FIG. 4 is a partial cross-sectional view showing a conventional sound absorbing structure.

[Explanation of symbols]

 REFERENCE SIGNS LIST 1 sound insulating plate 2 sound absorbing material 20 Helmholtz resonator 21A, 21B resonance case 22 cavity 23A, 23B orifice case 23a, 23b orifice 24 cutting part 25 flat part

Claims (2)

[Claims] 1. A resonance case (21A, 21B) for defining a closed cavity (22) between the sound insulation plate (1) and the sound insulation plate (1) on a sound source side surface of the sound insulation plate (1), and the resonance case (21A). 21A, 21B) extending along one side of the sound insulating plate (1) and communicating with the cavity (22).
3a, 23b) orifice case (23A,
23B) and a plurality of Helmholtz resonators (20A,
20B) is affixed with a raised sound absorbing material (2), and the orifices (23a, 23b) of the plurality of Helmholtz resonators (20A, 20B) are cut across the orifice cases (23A, 23B).
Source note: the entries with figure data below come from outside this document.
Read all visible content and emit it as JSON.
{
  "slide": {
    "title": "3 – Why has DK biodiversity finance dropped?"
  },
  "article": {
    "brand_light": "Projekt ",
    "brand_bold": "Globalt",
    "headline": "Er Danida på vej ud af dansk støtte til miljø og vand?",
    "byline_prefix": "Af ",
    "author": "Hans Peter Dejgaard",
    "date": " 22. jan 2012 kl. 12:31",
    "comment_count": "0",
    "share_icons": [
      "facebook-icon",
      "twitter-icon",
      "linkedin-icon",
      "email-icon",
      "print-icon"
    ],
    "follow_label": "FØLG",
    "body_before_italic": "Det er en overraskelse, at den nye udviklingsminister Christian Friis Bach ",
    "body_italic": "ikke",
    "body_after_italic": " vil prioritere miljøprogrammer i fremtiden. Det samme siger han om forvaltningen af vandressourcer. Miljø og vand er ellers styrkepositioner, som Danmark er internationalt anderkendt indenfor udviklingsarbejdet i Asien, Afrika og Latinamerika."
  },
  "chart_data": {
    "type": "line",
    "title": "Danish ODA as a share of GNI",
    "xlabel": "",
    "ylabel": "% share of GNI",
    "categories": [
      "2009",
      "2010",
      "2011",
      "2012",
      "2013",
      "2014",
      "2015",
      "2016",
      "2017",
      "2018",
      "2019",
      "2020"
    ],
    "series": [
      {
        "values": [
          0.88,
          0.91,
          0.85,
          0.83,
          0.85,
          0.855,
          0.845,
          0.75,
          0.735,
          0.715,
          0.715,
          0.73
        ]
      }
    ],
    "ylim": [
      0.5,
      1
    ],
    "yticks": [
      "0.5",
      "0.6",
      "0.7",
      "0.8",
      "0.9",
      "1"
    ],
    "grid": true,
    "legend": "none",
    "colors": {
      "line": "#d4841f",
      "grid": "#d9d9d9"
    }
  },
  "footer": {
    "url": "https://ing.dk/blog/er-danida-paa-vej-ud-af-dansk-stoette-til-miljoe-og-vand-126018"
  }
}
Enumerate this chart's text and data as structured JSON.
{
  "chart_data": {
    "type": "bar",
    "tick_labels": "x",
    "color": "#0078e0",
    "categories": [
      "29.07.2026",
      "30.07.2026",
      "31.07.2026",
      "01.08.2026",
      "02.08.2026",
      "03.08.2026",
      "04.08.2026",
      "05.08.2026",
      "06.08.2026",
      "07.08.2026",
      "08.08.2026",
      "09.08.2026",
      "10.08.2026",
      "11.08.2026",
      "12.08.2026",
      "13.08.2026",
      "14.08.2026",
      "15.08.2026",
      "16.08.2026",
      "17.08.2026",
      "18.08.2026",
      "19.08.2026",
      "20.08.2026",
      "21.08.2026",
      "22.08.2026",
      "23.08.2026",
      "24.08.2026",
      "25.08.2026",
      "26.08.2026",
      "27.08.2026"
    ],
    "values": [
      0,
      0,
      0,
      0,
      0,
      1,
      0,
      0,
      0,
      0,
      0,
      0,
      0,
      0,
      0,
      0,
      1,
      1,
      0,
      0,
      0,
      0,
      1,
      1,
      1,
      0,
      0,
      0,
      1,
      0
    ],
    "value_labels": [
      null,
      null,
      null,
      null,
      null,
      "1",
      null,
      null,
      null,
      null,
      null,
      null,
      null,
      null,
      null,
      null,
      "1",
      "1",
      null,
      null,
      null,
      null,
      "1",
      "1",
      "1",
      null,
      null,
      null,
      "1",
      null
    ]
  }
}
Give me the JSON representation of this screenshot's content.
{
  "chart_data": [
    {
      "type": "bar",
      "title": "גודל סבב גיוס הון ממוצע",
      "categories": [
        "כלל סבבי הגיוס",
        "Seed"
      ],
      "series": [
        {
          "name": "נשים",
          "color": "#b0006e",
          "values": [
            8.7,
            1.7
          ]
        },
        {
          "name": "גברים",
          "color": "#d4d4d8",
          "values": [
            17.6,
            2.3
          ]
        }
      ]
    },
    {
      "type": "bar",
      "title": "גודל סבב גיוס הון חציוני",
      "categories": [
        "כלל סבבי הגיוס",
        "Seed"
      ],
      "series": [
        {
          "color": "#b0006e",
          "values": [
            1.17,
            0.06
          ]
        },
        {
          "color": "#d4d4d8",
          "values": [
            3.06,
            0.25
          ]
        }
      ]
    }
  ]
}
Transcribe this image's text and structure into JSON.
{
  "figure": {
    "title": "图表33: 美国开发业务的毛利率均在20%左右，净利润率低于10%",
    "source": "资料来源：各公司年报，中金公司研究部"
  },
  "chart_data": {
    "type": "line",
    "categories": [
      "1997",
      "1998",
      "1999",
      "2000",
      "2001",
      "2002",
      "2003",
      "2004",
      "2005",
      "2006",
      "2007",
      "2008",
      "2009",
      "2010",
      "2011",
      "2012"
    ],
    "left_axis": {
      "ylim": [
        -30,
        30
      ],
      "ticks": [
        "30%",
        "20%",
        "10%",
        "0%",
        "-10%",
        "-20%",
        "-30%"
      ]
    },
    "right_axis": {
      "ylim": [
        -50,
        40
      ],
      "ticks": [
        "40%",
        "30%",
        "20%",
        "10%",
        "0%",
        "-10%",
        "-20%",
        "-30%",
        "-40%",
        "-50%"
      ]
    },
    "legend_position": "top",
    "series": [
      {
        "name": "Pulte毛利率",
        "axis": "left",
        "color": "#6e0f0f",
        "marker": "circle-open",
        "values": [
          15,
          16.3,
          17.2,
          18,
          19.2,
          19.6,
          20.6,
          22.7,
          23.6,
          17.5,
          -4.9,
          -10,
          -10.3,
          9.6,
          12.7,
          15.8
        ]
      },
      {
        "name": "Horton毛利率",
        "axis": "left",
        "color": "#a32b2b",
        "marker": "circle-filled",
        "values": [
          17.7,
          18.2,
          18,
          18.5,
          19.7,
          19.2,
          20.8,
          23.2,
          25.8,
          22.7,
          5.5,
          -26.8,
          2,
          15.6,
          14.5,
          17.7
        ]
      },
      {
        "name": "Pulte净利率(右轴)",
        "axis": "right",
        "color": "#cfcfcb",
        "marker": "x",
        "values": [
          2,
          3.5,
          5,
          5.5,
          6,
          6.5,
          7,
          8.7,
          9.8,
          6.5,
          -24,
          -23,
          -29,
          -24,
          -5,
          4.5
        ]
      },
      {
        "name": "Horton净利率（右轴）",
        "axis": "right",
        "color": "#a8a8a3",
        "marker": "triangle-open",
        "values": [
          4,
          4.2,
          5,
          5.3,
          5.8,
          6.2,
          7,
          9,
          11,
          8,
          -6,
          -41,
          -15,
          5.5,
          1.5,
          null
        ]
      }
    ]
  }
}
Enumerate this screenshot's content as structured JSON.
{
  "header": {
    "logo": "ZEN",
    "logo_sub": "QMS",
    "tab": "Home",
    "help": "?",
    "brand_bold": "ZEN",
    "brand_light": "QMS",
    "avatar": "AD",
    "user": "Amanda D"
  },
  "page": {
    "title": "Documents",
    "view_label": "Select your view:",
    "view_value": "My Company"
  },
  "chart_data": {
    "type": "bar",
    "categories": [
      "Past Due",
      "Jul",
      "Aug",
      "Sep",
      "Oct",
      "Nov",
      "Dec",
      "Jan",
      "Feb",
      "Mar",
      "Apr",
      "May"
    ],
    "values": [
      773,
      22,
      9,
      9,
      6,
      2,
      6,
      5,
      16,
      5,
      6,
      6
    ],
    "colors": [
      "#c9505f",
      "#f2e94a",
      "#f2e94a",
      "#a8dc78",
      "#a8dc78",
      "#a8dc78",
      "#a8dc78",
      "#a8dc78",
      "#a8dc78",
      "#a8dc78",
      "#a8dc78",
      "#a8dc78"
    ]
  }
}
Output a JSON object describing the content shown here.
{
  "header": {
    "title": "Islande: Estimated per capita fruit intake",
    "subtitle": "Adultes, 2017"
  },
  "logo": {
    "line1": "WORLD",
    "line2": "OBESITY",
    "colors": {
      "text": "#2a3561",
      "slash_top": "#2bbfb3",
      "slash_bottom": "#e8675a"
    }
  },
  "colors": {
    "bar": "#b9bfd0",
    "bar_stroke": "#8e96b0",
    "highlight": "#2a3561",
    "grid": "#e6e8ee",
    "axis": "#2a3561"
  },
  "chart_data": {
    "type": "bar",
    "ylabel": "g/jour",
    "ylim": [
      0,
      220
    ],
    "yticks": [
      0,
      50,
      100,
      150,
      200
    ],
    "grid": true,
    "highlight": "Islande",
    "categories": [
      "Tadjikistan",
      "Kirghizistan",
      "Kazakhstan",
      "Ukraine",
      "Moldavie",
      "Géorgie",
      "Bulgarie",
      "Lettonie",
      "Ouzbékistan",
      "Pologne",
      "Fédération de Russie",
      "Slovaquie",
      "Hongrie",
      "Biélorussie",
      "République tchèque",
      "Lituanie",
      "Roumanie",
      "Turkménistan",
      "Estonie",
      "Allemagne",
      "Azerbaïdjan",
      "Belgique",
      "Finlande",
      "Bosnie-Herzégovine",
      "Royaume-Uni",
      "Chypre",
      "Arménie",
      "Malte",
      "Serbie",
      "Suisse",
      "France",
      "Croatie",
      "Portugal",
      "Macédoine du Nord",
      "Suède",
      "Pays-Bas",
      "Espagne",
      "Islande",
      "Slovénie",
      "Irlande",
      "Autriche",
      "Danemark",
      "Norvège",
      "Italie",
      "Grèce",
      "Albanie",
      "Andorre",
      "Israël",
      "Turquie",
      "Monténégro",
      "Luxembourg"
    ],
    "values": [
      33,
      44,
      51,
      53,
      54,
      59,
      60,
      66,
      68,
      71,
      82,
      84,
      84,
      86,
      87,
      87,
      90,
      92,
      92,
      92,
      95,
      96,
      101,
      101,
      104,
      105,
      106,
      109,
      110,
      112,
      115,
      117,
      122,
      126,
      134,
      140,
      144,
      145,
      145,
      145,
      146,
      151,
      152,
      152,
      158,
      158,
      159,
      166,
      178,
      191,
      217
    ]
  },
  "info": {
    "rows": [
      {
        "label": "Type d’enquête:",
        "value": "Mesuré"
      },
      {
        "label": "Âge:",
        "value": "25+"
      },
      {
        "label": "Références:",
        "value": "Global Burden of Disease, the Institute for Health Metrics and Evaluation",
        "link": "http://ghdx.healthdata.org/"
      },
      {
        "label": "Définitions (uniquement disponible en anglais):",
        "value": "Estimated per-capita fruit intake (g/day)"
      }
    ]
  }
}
A sound absorbing structure characterized by being opened to the outside by a part (24). 2. The sound insulation board (1) according to claim 1, wherein each of the sound insulation plates (1) is provided with a respective Helmholtz resonator (20A, 20A).
B) The sound absorbing structure wherein the open ends of the orifices (23a, 23b) are inclined so as to face the lower side.